Alex Wolstenholme wonders if the introduction of age restrictions could reinvigorate the reserves in England as they have done north of the border
Watching the reserves is a journey into a world both instantly recognisable and yet strangely unfamiliar. The setting, the kits and often the players are the same, but there’s something missing that can be found at almost every other level of the game where a league title is played for. The fortunes of the stiffs are never a major cause of concern for fans. That part of the programme where one of the club’s ex-pros (and now second-team boss) gives his match report from the latest reserve game has never been required reading.
Managers, too, only mention the second string in connection with fitness (“X had a run out last night and might make Saturday”) or very occasionally when they are doing well as evidence that his methods are working despite the first team’s slide down the table.
Reserve-team football is not unique to the British game, but features more prominently here than in most other countries. But does it achieve anything, for clubs or for football as a whole? Reserve teams (especially in the lower leagues) can often be unrecognisable from one game to the next. One of the effects of the transfer window has been the increase in the number of loan players, trialists, out-of-contract hopefuls and those on short-term deals brought in as clubs look to wheel and deal. They are given their chance to impress alongside team-mates they may have met only a few days or even hours before.
This rapid change in personnel negates any real chance of a reserve team being a genuine feeder to the first team, adopting similar tactics. Equally, the need for second-string football if only as a means of keeping players fit is often dismissed by the game’s experts, who say that only regular first-team action can give a player that elusive “match fitness”.
Reserve-team football is certainly a better option than the alternatives that exist in other countries, with lower divisions throughout Europe pop-ulated by feeder clubs and B teams. Given the prospect of Arsenal reserves playing in the Second Division or Bury becoming a feeder team for Manchester United I’d take reserve-team football every time. But surely it can be made more relevant and useful?
The Scottish Premier League experiment of mak-ing reserve teams under-21s only (with four over age players per game allowed) looks to have increased opportunities for young players with their clubs and, more and more, with the national team. Such a move in England wouldn’t affect Premiership clubs too much. The bigger clubs have enough first-team games to keep a larger squad happy, while increases in the number of players on the bench and those allowed to come on means more players getting a first-team game than ever before. Allowing a couple of players to play for an under-21 (or under-23 team) would also cater for those who are coming back from long-term injuries.

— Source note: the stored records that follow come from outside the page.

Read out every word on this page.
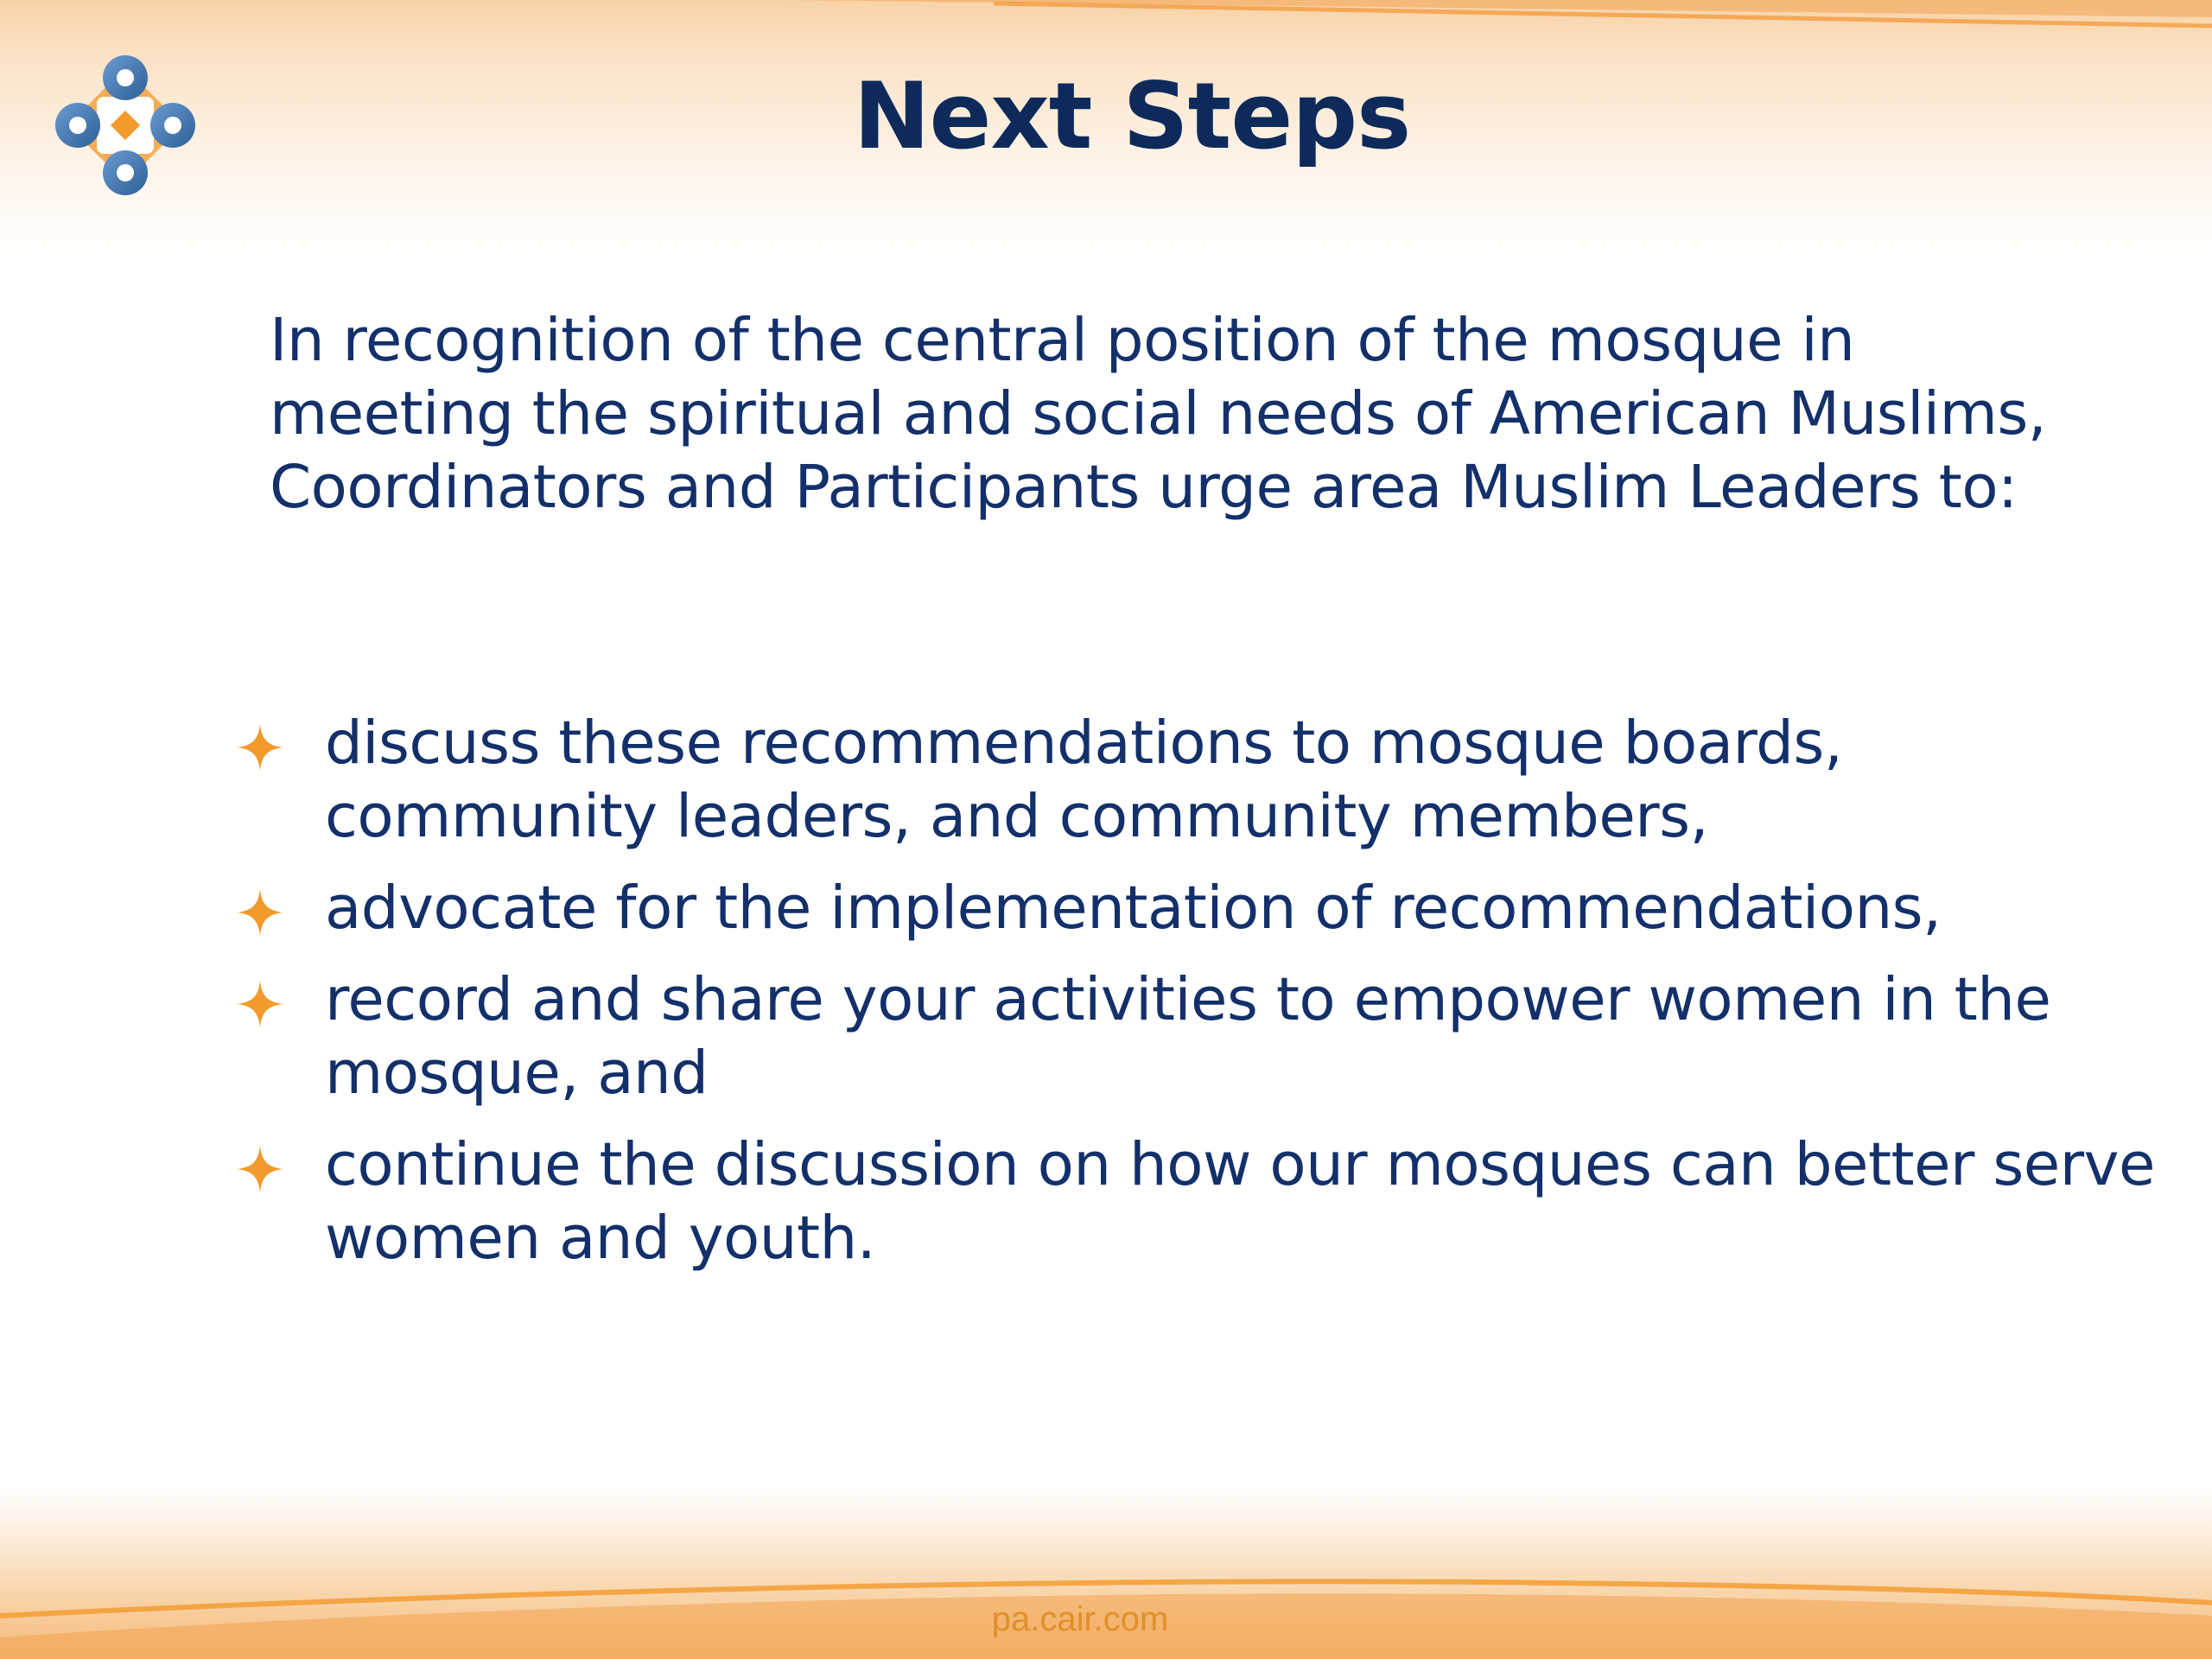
Next Steps
In recognition of the central position of the mosque in meeting the spiritual and social needs of American Muslims, Coordinators and Participants urge area Muslim Leaders to:
discuss these recommendations to mosque boards, community leaders, and community members,
advocate for the implementation of recommendations,
record and share your activities to empower women in the mosque, and
continue the discussion on how our mosques can better serve women and youth.
pa.cair.com
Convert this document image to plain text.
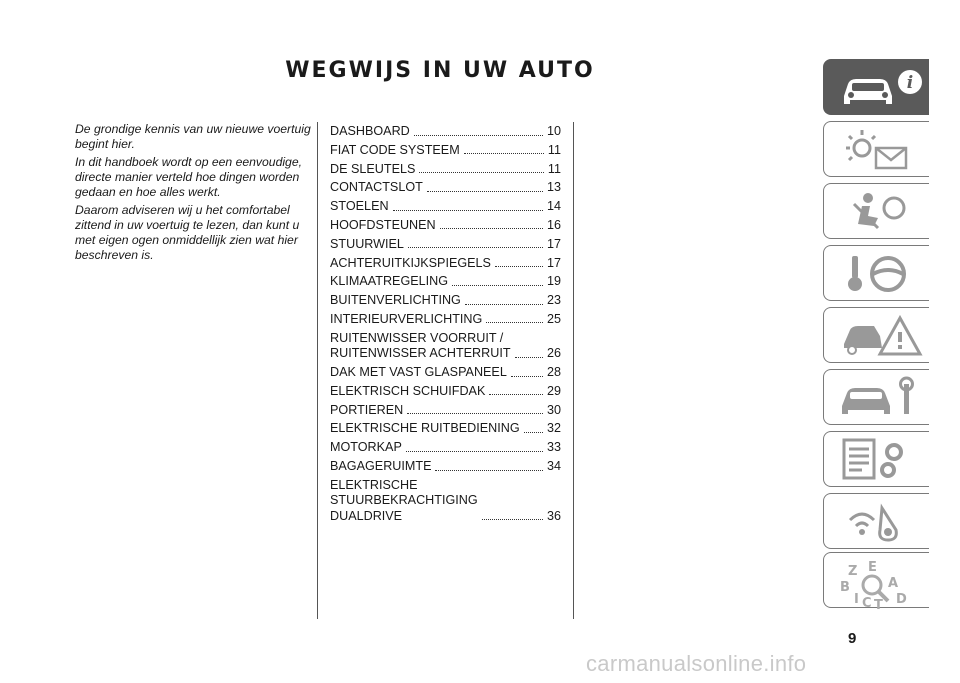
WEGWIJS IN UW AUTO

De grondige kennis van uw nieuwe voertuig begint hier.

In dit handboek wordt op een eenvoudige, directe manier verteld hoe dingen worden gedaan en hoe alles werkt.

Daarom adviseren wij u het comfortabel zittend in uw voertuig te lezen, dan kunt u met eigen ogen onmiddellijk zien wat hier beschreven is.

DASHBOARD	10
FIAT CODE SYSTEEM	11
DE SLEUTELS	11
CONTACTSLOT	13
STOELEN	14
HOOFDSTEUNEN	16
STUURWIEL	17
ACHTERUITKIJKSPIEGELS	17
KLIMAATREGELING	19
BUITENVERLICHTING	23
INTERIEURVERLICHTING	25
RUITENWISSER VOORRUIT /
RUITENWISSER ACHTERRUIT	26
DAK MET VAST GLASPANEEL	28
ELEKTRISCH SCHUIFDAK	29
PORTIEREN	30
ELEKTRISCHE RUITBEDIENING 32
MOTORKAP	33
BAGAGERUIMTE	34
ELEKTRISCHE
STUURBEKRACHTIGING
DUALDRIVE	36
i
Z E
B	A
I C T D
9
carmanualsonline.info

Kevin Keegan went so far as to scrap the reserve team at Newcastle – he later called it the “biggest mistake” of his time at St James’ Park, leading to the departure of Darren Huckerby and others who could have benefited from playing in an under-21 league. Further down, an age-restricted reserve structure would lead to a more uniform (lower) wage structure, while providing increased opportunities for younger, homegrown players. It’s hard to think of a downside.